I’m sitting at the airport, waiting for my first of 3 flights to get to Ranquitte. This is my third trip to Ranquitte, but my first time working on projects exclusive to Ropa. My first trip, I was nervous about what to expect and how I would handle a place that seemed so foreign. My second trip, I had only been a RN for a few months, and was concerned I’d be too inexperienced to help. This trip, I was feeling pretty good until I went through all the ways that I could get nothing done. I’ve created a nightmare scenario in my head, that would result in 7 days of NOTHING being accomplished. It starts like this… I’m waiting at the airport in Cap Haitien for my ride to come get me, but they forget me until the next day. That’s 1 day gone. Day 2, I try to visit nursing schools in Cap Haitien, but it turns out to be a national holiday so the schools are ghost towns. Days 3-5 is when things get really bad. Day 3, I head to Hinche to check out a hospital and nursing school, but we get lost during a storm/bee swarm, and get stuck in quicksand for 2 days. Thankfully, the locals bring us food and water, but there’s not much we can do to get out of of the quicksand, until it dries out enough for us to claw and scrape our way to Ranquitte. Day 6, I fall off a motorcycle and nobody notices, so I lie on the side of the road with a mild concussion until evening, when I head back to the house to lick my wounds. Day 7, I visit some of the homes we’ve built, but when I attempt to photograph the homes and families, I realize I never brought the camera battery. So, as you can see, a lot can go wrong during the 7 day trip, even if its entirely dependent on my imagination.
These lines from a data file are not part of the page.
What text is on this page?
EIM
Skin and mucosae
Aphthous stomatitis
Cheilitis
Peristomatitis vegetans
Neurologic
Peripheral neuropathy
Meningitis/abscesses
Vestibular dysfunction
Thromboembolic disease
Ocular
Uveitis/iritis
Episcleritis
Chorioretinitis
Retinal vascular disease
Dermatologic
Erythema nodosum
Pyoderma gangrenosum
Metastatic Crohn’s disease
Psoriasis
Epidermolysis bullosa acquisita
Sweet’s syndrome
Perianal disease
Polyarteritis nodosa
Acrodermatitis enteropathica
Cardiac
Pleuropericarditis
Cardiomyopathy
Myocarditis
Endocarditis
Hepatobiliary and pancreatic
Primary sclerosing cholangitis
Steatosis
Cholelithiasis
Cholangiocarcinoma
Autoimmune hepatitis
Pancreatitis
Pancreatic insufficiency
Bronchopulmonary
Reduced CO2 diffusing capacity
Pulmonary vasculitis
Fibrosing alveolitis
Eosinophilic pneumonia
After seeing my irrational fears typed out before me, it all seems a bit ludicrous that I’m concerned about the worst happening. I think it actually stems from the fact that all of us at Ropa, care deeply for the causes we take on. If I don’t accomplish anything on a 7 day trip, the community we work with loses out, and that’s completely unacceptable. So, it turns out the only acceptable outcome is to succeed. Sure, we’ll hit some bumps in the road (or even some quicksand), but with the help of our Haitian friends, we’ll get it done. Hell, we might even have fun while we’re working

Thanks for reading, and keep posted for updates from the trip.


1 comment for “Self-Doubt and an Active Imagination

  1. Juliana Campbell
    09.22.14 at 23:59

    The world needs more people like you, Josh, willing to “walk the walk,” active imagination and all! What you do MATTERS!